Дима сладко сопел рядом, уткнув взлохмаченную голову в подушку. Она осторожно, чтобы не разбудить его, отодвинулась к краю постели и встала, коснувшись босыми ногами пушистого ковра. Накинула его халат, сходила в ванную, привела себя в порядок. Снова заглянула к Диме. Он не просыпался, и она подумала, сможет ли он сегодня встать на работу. «Чувствовал себя плохо, да еще такой выпад с моей стороны, — подумала она, отступая на кухню. — Теперь это меня ко многому обязывает. Слов нет, случалось мне и раньше пару раз у него ночевать, но тогда это не носило характера ультиматума. Кажется, на этот раз с Игорем кончено. Возвращаться — значит продолжать это издевательство над ним. Пусть он успокоится, а может быть, успокоюсь и я. Потом мы разведемся…» Она вздохнула и налила себе из чайника кипяченой воды. Пить кофе ей не хотелось, все равно пришлось бы еще раз пить его с Димой, когда он проснется. Катя устроилась за угловым столиком, положила голову на скрещенные руки и задумалась, прикрыв глаза.

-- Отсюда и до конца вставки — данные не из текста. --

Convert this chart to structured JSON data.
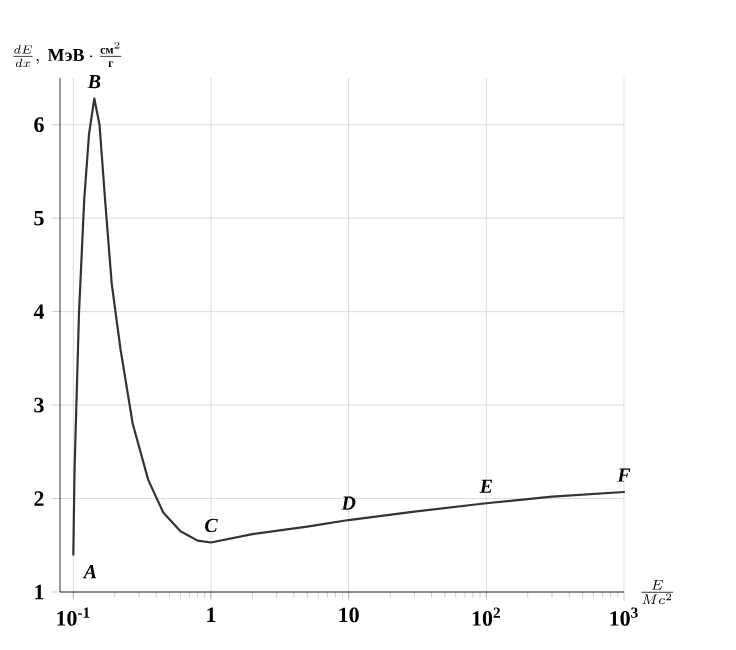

«В сущности, уходить надо сейчас же. К Диме? Да, к нему. К кому же еще? Тогда кончится эта двусмысленность, распадется наш проклятый треугольник, в котором я ощущаю себя самой длинной стороной, связывающей двух мужчин. Тогда кончатся и раздумья, верно ли то, что я делаю, как я живу. Игорь будет чувствовать себя лучше без меня. Ну конечно же куда лучше! Такая жизнь его оскорбляла, вот он вчера и сорвался. Сорвался — и правильно сделал! Все сказал, что надо было мне сказать. Теперь он сможет подумать, как ему быть дальше без меня. Он вылечится, дай Бог, и кого-нибудь найдет. Я для него все равно была бы слишком нехорошим воспоминанием — воспоминанием о годах своего позора, а эти последние годы были сплошным позором. Для всех».

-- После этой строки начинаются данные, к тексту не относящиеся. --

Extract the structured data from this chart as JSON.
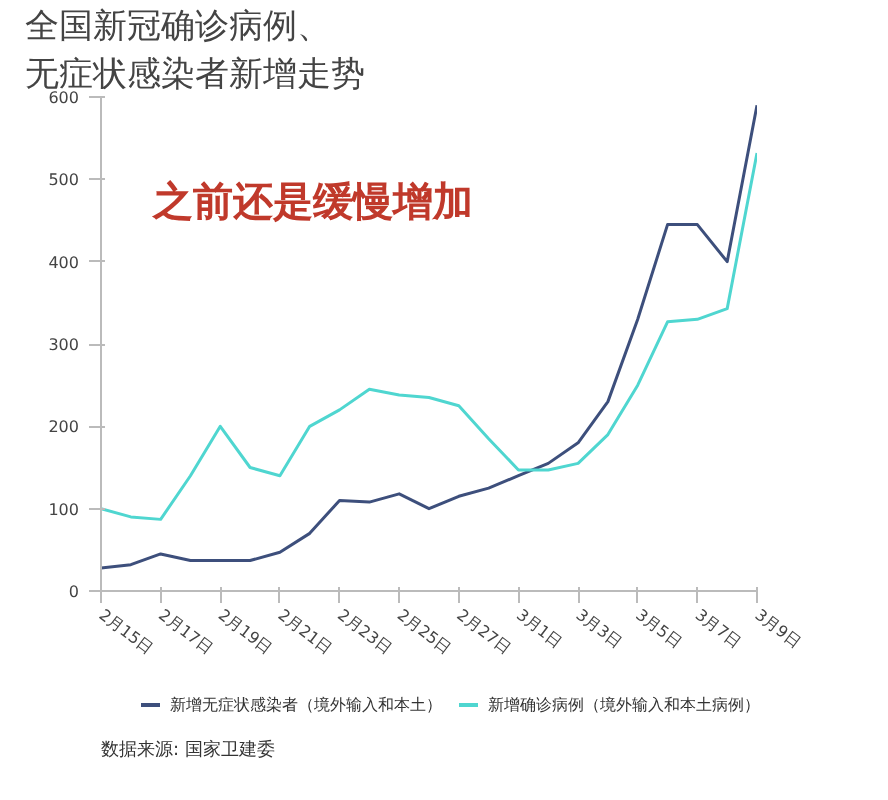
{
  "chart_data": {
    "type": "line",
    "title": "全国新冠确诊病例、",
    "subtitle": "无症状感染者新增走势",
    "categories": [
      "2月15日",
      null,
      "2月17日",
      null,
      "2月19日",
      null,
      "2月21日",
      null,
      "2月23日",
      null,
      "2月25日",
      null,
      "2月27日",
      null,
      "3月1日",
      null,
      "3月3日",
      null,
      "3月5日",
      null,
      "3月7日",
      null,
      "3月9日"
    ],
    "series": [
      {
        "name": "新增无症状感染者（境外输入和本土）",
        "color": "#3d4f7c",
        "values": [
          28,
          32,
          45,
          37,
          37,
          37,
          47,
          70,
          110,
          108,
          118,
          100,
          115,
          125,
          140,
          155,
          180,
          230,
          330,
          445,
          445,
          400,
          590
        ]
      },
      {
        "name": "新增确诊病例（境外输入和本土病例）",
        "color": "#4fd6d0",
        "values": [
          100,
          90,
          87,
          140,
          200,
          150,
          140,
          200,
          220,
          245,
          238,
          235,
          225,
          185,
          147,
          147,
          155,
          190,
          250,
          327,
          330,
          343,
          532
        ]
      }
    ],
    "ylim": [
      0,
      600
    ],
    "yticks": [
      0,
      100,
      200,
      300,
      400,
      500,
      600
    ],
    "legend": "bottom",
    "annotations": [
      "之前还是缓慢增加",
      "数据来源: 国家卫建委"
    ]
  }
}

Солнце уже поднималось, но его не видно было в окне — три окна Диминой двухкомнатной квартиры выходили в узкий переулок, один из старых переулков возле Сретенки. Эта улица очень нравилась Кате, и еще больше ей нравилось Бульварное кольцо, к которому она примыкала. Однако она никогда всерьез не думала, что ей придется здесь жить.

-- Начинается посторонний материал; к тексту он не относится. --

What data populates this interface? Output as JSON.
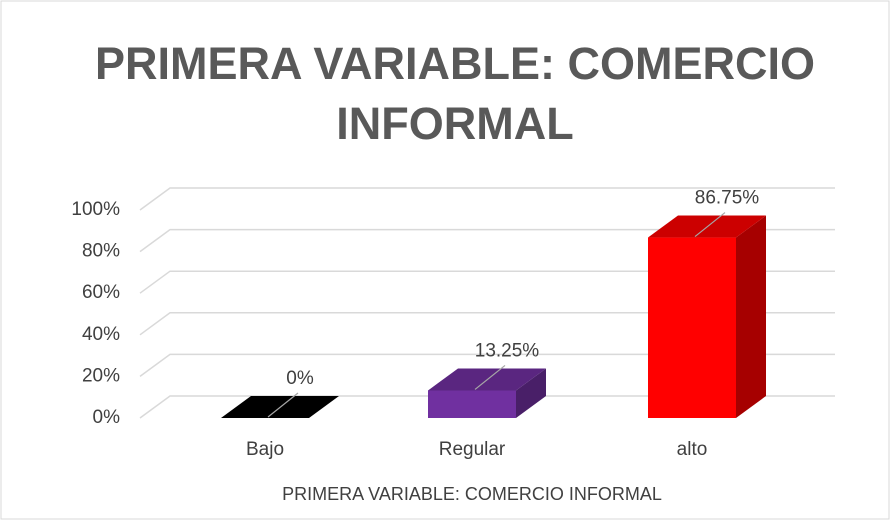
{
  "chart_data": {
    "type": "bar3d",
    "title": "PRIMERA VARIABLE: COMERCIO INFORMAL",
    "x_label": "PRIMERA VARIABLE: COMERCIO INFORMAL",
    "categories": [
      "Bajo",
      "Regular",
      "alto"
    ],
    "values": [
      0,
      13.25,
      86.75
    ],
    "value_labels": [
      "0%",
      "13.25%",
      "86.75%"
    ],
    "colors": [
      "#000000",
      "#7030a0",
      "#ff0000"
    ],
    "ylim": [
      0,
      100
    ],
    "yticks": [
      {
        "value": 0,
        "label": "0%"
      },
      {
        "value": 20,
        "label": "20%"
      },
      {
        "value": 40,
        "label": "40%"
      },
      {
        "value": 60,
        "label": "60%"
      },
      {
        "value": 80,
        "label": "80%"
      },
      {
        "value": 100,
        "label": "100%"
      }
    ],
    "grid": true
  }
}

«А теперь мне можно жить только здесь, — вздохнула она. — Возвращаться некуда. Квартира принадлежит Игорю. Претендовать на одну комнату? Нет, спасибо. Свое заберу, а его мне не надо, только вот куда мне девать мебель? К маме? Но она ни за что не расстанется со своей старой обстановкой, привязалась к ней, да и привычки у нее нет выбрасывать вещи, которые еще могут послужить. Перевезти сюда, к Диме? Ну, это просто глупо. Ладно, пусть стоит там, до развода все равно далеко…» Катя прекрасно отдавала себе отчет, что она боится крепко связывать свою судьбу с Димой. Она предчувствовала, что эта связь окажется куда более значительной, чем связь с Игорем, который в последнее время не только не удерживал ее, а напротив — часто советовал уйти. «С Димой такие разговорчики придется забыть, — сказала она себе. — Думаю, что это будет веселая жизнь. Он очень ревнив, он — собственник. Может быть деспотом и не думать, хочу я делать то, что он задумал, или нет… Да, это не Игорь. Игорь… — Она покачала головой, думая о нем. — С ним я могла быть свободна. С Димой — никогда. И выбирать больше не из чего».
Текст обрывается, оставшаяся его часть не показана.